The naming scheme for disk devices is /dev/sdX, where X can be a,b,c, etc. It is order in which our disk device was found. It may be different for your USB device, in our case it is /dev/sdc. Furthermore, /dev/sdc1 (of our .iso file size i.e. 1.8G) is the partition already present on our USB stick. The rest of the space i.e. 5.4G is available on our USB stick as free space.

So, in order to make our USB stick as a storage device we have to delete the /dev/sdc1 partition first. Thereafter, we will be utilizing the free space i.e. 7.2G to create a new partition through fdisk command line utility.

Thus, to make modifications through fdisk command line utility, run the following in terminal –

sudo fdisk /dev/sdc

You can press m for help or more options. Press p to print the partition table  –

Command (m for help): p

it may return –

Device Boot Start End Sectors Size Id Type
/dev/sdc1 2048 3737599 3735552 1.8G 83 Linux

To delete the partition, press d

command (m for help): d

it will automatically delete the partition if your partition table contains just one partition. Otherwise, enter the partitions number.
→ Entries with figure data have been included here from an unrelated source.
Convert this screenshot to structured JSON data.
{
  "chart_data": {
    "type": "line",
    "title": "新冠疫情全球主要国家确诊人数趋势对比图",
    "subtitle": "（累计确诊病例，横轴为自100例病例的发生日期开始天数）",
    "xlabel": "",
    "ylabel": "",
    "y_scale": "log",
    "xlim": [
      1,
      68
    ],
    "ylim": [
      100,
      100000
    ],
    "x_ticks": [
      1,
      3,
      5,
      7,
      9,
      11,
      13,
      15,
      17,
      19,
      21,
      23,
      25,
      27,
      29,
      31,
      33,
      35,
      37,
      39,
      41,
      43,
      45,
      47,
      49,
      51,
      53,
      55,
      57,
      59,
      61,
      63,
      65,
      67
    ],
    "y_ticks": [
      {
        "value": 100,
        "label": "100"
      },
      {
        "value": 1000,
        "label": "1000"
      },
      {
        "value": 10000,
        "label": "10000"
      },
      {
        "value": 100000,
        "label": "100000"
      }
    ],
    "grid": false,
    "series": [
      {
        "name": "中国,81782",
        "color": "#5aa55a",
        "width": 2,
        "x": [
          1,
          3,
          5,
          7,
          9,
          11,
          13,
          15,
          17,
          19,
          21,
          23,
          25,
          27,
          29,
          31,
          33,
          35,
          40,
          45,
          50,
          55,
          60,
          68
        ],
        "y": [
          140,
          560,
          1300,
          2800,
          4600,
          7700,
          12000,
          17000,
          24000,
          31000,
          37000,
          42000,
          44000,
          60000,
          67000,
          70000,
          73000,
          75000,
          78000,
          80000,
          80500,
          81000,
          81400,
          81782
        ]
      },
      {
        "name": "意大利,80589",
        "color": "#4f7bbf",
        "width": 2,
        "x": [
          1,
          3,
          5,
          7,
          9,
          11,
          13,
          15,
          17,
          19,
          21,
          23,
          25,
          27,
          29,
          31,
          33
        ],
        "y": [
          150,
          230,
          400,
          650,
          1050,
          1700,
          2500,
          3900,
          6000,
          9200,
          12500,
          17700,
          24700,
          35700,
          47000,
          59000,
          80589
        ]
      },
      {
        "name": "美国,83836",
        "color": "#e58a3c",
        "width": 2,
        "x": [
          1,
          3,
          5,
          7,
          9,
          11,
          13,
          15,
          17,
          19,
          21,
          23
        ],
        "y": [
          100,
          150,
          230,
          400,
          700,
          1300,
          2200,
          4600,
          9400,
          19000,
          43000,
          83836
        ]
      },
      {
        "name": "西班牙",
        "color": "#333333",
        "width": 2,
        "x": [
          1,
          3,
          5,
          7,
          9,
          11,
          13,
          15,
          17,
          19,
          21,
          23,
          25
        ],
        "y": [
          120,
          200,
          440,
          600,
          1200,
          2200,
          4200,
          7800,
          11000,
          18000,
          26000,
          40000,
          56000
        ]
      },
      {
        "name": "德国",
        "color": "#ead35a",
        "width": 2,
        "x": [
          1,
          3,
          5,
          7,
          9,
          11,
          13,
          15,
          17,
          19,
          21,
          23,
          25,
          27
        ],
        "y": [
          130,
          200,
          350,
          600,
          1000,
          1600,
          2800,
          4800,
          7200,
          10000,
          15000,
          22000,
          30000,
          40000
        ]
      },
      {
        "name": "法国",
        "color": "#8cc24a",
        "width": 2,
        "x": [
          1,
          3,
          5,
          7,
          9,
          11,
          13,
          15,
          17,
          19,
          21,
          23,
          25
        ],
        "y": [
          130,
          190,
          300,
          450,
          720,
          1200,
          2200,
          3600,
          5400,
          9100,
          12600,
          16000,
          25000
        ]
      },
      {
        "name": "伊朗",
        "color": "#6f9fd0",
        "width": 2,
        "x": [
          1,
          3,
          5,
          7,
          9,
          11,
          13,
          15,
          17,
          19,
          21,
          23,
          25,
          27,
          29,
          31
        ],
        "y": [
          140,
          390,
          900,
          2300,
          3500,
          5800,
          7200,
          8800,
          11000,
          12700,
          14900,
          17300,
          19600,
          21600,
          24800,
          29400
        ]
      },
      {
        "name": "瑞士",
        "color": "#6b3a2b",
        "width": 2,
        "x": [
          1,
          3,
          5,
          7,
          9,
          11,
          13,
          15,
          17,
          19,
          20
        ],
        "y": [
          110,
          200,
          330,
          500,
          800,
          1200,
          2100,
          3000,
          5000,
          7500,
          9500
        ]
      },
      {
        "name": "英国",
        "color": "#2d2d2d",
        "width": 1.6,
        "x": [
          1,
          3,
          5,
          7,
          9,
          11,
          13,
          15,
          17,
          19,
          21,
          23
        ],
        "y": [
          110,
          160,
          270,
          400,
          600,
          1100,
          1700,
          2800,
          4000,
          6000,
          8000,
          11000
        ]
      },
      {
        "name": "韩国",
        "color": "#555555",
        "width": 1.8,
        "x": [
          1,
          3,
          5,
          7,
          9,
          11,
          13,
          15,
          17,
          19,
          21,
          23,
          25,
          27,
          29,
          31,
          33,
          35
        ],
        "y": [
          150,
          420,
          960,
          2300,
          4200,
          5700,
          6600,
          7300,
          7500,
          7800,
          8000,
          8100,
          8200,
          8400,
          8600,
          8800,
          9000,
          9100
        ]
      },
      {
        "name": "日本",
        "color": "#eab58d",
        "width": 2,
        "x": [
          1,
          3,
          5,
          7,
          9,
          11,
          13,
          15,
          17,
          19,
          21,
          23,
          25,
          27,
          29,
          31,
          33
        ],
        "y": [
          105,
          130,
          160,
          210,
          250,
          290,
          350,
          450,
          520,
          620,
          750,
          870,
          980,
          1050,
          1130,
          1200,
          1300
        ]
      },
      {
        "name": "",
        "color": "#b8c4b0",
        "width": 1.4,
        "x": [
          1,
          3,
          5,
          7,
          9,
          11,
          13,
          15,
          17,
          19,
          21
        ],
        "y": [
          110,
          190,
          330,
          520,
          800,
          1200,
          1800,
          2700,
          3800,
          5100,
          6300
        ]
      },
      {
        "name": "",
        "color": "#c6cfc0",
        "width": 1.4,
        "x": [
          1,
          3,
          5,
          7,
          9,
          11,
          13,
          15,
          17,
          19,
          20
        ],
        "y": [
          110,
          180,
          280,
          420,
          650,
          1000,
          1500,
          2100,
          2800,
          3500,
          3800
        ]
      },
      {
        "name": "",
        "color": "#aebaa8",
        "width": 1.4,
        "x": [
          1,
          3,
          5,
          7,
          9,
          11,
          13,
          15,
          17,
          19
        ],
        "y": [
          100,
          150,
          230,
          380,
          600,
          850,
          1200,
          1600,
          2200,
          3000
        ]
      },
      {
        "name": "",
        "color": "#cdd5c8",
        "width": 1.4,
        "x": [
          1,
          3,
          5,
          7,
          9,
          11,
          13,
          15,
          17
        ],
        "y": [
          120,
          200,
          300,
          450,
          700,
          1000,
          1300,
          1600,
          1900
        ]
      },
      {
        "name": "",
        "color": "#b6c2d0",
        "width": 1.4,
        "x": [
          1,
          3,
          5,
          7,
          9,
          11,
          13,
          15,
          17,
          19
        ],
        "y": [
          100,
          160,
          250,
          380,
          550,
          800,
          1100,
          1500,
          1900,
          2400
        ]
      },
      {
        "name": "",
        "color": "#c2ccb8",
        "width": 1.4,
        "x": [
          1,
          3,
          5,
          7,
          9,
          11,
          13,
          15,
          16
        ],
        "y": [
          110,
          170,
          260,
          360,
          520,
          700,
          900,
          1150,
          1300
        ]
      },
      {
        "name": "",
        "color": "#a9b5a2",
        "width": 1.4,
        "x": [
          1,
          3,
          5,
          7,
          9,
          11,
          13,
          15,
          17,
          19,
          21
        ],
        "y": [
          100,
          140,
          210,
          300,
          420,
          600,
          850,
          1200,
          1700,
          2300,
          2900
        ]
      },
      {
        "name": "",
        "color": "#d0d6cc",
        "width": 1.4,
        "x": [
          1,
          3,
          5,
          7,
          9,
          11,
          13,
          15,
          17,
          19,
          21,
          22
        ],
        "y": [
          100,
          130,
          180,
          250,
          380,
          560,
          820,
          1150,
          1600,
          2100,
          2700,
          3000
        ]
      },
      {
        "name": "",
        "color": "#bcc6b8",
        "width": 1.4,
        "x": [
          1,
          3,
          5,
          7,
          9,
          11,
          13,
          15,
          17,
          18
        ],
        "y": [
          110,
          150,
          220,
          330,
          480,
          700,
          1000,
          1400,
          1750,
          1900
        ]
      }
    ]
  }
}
The output may resemble –

Selected partition 1
Partition 1 has been deleted.

Now, the free space of size 7.2G (may depend on storage size of your USB stick) is available to us. To create a new partition on available free space, use the option n

Command (m for help): n
Partition type
p primary (0 primary, 0 extended, 4 free)
e extended (container for logical partitions)
Select (default p): p
Partition number (1-4, default 1): 
First sector (2048-15138815, default 2048): 
Last sector, +/-sectors or +/-size{K,M,G,T,P} (2048-15138815, default 15138815):

Created a new partition 1 of type 'Linux' and of size 7.2 GiB.

If you want multiple partitions for your USB stick, choose the appropriate options on prompt. Otherwise, default options can be chosen. We just pressed enter when asked for choices. The final outcome is – the fdisk utility has created a new partition of size 7.2GB of type ‘Linux’.

Next, we have to write changes to our partition table. Use the w option accordingly.

Command (m for help): w
The partition table has been altered.
Calling ioctl() to re-read partition table.
Syncing disks.

So, far we have created a new partition of size 7.2G which can be verified by lsblk command.

lsblk -p

Output –

/dev/sdc 8:32 1 7.2G 0 disk 
└─/dev/sdc1 8:33 1 7.2G 0 part
Format your Partition /dev/sdc1

Now, to use USB stick as a storage device we will have to format the /dev/sdc1 partition. This can be achieved through mkfs.vfat command line utility. If you want to format it to other types – read the man pages of mkfs command line utility.

 man mkfs

To format the /dev/sdc1 as FAT32 run the following –

sudo mkfs.vfat -F 32 /dev/sdc1

Lastly, use the command partprobe to inform the Operating system for the partition tables changes we just did.

# sudo partprobe

In conclusion, we have made our bootable USB stick to act as storage device through fdisk command line utility.